Destruction Without Construction

Development has its burdens. It involves moving out or away from the status quo. In a political sense, it disrupts indigenous monarchies and legitimate traditional institutions of governance and morals. It dislocates people and forces some to live nearby neighbours. In the past, the great Assyrian power would uproot people from their native lands and transplant them to another place to discourage revolt and secure their loyalty.  When Whiteman happened to us Africans, they took our land and forced some to live nearby their neighbours forcing a homogenous culture that has continued to atrophy.

In Africa just as in every culture, land is the people’s ultimate inheritance. It is the most valuable asset. He who has land has everything because no physical development takes place in a vacuum. Unfortunately, Nigeria government in Land Use Act of 1978 gave every land to the government. Government has right to take people’s land for developmental project or the like. Over the years, this Act has not gone down well with people of Nigeria.  No wonder, people are calling for its revocation in ongoing constitutional review.

The creation of Ebonyi State was received with great joy. But that has meant people losing their land. Communities have been disintegrated and families forced to abandon the graveyards of their ancestors to create space for development.  Some have willingly sold off their own lands and are now tenants in their own land.

As far as this is concerned, Izzi has donated or rather given up 90 per cent of the land Ebonyi State has used for developmental projects since the capital city is sited at the heart of the clan. The state university, the government house and ministries were all given without much ado, compensation or not.

People’s joy knew no bounds when Ochudo government at inception of office in 2007 swung into action to break impasse surrounding the embattled Izzi land which men of Nigeria military had sized for years. Under military control, people of the area were allowed to live and cultivate in the land but were exposed to repeated trespasses by the military officers who could enter one’s house and sell the fruits therein.

The joy of the people was short-lived when immediately after reclaiming the land, government announced its intention to use the land for new Abakaliki Capital City and thereby gave directives to the people of the area to vacate without delay. To demonstrate its seriousness, government commenced feasibility study on the land which was followed by demolition to give way for the commencement of much celebrated Ochudo City.

The indigenes of Agbaja and inyimegu Unuhu communities who are the most affected never came to terms with government’s action until recently when government embarked on massive demolition of houses, churches, town halls and other private and public institutions sited in the area as part of the ongoing work at the Ochudo site. As I put down these words, families are littered around the road, some pitching tents like Israelites wandering through the desert to the Promise Land, streets are filled up many begging for crumbs of food. Houses and barns have been pulled down and ancestors’ graves and compounds converted to dusty express roads. The anguish is extreme as government’s order is being carried to the last by the contractors handling the project.

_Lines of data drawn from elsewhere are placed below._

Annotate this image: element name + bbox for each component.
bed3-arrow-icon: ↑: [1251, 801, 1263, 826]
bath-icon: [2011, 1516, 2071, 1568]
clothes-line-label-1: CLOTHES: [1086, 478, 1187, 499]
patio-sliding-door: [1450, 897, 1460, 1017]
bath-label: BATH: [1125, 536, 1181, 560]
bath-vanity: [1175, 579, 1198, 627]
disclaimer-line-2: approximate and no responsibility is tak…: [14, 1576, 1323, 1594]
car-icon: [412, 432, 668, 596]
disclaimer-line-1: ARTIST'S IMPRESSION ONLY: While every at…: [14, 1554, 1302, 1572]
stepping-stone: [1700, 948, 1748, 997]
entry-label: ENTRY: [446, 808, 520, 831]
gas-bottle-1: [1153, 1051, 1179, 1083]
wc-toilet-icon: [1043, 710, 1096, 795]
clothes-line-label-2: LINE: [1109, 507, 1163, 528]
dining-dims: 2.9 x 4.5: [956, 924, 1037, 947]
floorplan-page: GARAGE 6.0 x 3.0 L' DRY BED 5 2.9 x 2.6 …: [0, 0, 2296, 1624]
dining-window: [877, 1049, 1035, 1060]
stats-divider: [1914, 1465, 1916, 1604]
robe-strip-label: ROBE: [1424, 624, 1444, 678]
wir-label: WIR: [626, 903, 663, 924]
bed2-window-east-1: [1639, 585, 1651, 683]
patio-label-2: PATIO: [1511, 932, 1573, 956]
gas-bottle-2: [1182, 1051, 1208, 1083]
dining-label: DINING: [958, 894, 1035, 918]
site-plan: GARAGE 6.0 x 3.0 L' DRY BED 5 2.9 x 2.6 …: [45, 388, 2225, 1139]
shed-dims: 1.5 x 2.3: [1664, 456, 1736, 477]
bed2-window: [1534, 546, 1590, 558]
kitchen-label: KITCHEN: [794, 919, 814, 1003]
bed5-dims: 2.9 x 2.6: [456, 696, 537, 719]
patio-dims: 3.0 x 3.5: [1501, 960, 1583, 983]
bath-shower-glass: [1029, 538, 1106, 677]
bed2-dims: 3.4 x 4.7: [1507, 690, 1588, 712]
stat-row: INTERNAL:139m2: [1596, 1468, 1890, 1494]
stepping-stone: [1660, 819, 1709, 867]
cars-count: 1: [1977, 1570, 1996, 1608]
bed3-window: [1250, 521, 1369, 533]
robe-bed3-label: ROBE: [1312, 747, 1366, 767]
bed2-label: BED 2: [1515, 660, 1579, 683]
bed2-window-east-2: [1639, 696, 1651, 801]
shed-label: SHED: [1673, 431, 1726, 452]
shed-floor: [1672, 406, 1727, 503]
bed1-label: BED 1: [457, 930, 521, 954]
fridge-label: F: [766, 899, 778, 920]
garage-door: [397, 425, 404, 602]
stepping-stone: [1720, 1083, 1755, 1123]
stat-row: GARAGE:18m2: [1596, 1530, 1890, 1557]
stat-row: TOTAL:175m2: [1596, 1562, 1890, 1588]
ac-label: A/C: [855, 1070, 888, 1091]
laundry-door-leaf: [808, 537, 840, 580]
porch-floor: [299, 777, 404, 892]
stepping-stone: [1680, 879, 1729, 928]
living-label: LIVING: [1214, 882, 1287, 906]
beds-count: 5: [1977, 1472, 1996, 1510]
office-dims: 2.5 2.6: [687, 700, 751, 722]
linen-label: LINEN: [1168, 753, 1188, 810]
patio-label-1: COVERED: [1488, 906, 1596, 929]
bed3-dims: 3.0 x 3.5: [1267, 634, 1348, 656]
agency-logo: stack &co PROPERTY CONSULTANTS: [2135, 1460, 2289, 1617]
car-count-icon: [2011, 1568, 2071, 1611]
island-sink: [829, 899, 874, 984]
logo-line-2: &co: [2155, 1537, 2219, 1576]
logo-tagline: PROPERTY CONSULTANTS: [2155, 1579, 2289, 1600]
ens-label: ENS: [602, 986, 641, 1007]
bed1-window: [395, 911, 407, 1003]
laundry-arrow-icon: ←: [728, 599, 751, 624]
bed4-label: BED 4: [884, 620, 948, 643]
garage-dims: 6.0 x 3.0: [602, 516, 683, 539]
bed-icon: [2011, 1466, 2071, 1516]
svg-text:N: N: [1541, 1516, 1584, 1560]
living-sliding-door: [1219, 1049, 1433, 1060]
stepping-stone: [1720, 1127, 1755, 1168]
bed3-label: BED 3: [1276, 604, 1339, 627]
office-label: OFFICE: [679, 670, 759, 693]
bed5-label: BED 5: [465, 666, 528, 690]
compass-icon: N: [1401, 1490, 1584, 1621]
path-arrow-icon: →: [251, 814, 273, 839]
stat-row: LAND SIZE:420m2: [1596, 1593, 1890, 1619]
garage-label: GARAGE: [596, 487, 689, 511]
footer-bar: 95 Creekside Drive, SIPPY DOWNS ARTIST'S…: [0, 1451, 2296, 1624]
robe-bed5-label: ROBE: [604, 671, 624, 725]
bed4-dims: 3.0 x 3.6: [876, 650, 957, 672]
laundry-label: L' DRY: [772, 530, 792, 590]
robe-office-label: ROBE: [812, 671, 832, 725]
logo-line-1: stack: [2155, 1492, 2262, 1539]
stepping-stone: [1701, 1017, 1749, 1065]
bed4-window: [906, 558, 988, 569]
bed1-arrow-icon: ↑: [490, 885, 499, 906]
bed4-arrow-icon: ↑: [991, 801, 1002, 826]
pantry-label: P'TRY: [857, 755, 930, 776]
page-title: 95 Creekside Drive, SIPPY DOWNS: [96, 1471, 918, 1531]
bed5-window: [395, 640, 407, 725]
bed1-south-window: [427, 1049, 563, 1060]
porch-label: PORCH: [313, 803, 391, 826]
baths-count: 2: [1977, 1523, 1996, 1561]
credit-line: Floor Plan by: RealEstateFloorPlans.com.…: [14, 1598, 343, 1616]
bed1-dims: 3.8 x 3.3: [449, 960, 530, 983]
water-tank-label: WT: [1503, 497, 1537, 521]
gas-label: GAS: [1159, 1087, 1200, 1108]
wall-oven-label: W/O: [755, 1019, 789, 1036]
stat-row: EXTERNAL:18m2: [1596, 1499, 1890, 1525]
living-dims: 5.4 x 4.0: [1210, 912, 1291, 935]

Two questions have been repeatedly asked. Granted that government has power over land and has taken over the land, what alternative has it made for the people? Why was compensation paid to only few while others are allowed to become refugees in their own fatherland?

The Land Use Act we must respect but does this Act empower government to be insensitive to people’s plight? Government is meant to care and provide for its people. When it deems it necessary to relocate people from their homes for exigencies, it is still bound by obligation to make provisions for the displaced people. Agbaja and Inyimegu Unuphu communities may not be asking too much if they insist that government provide alternatives. It would have been a different matter if they never contested maltreatment being meted to them when the land was under the Nigerian army. But their protest was genuine. They went to press; they visited various government administrations at various times urging them to intervene on their behalf. And when government achieved a breakthrough under Gov Elechi, they had heaved a relief thinking that the victory was theirs. To dismiss them as nuisances in their land will be the greatest act of betrayal by government voted in to protect the interest of the voters.

When demolition must be carried out, people must be psychological prepared not in the sense of ‘quit-noticing’ but by provision of settlement alternative and proper orientation to see forfeiture of their ancestral land as patriotic contribution to nation-building. Besides, money should be given to such people to start a new life. When destruction ignores commensurate restructuring and construction we risk making posterity an enemy more so in a government that is quick to destroy but slow to construct.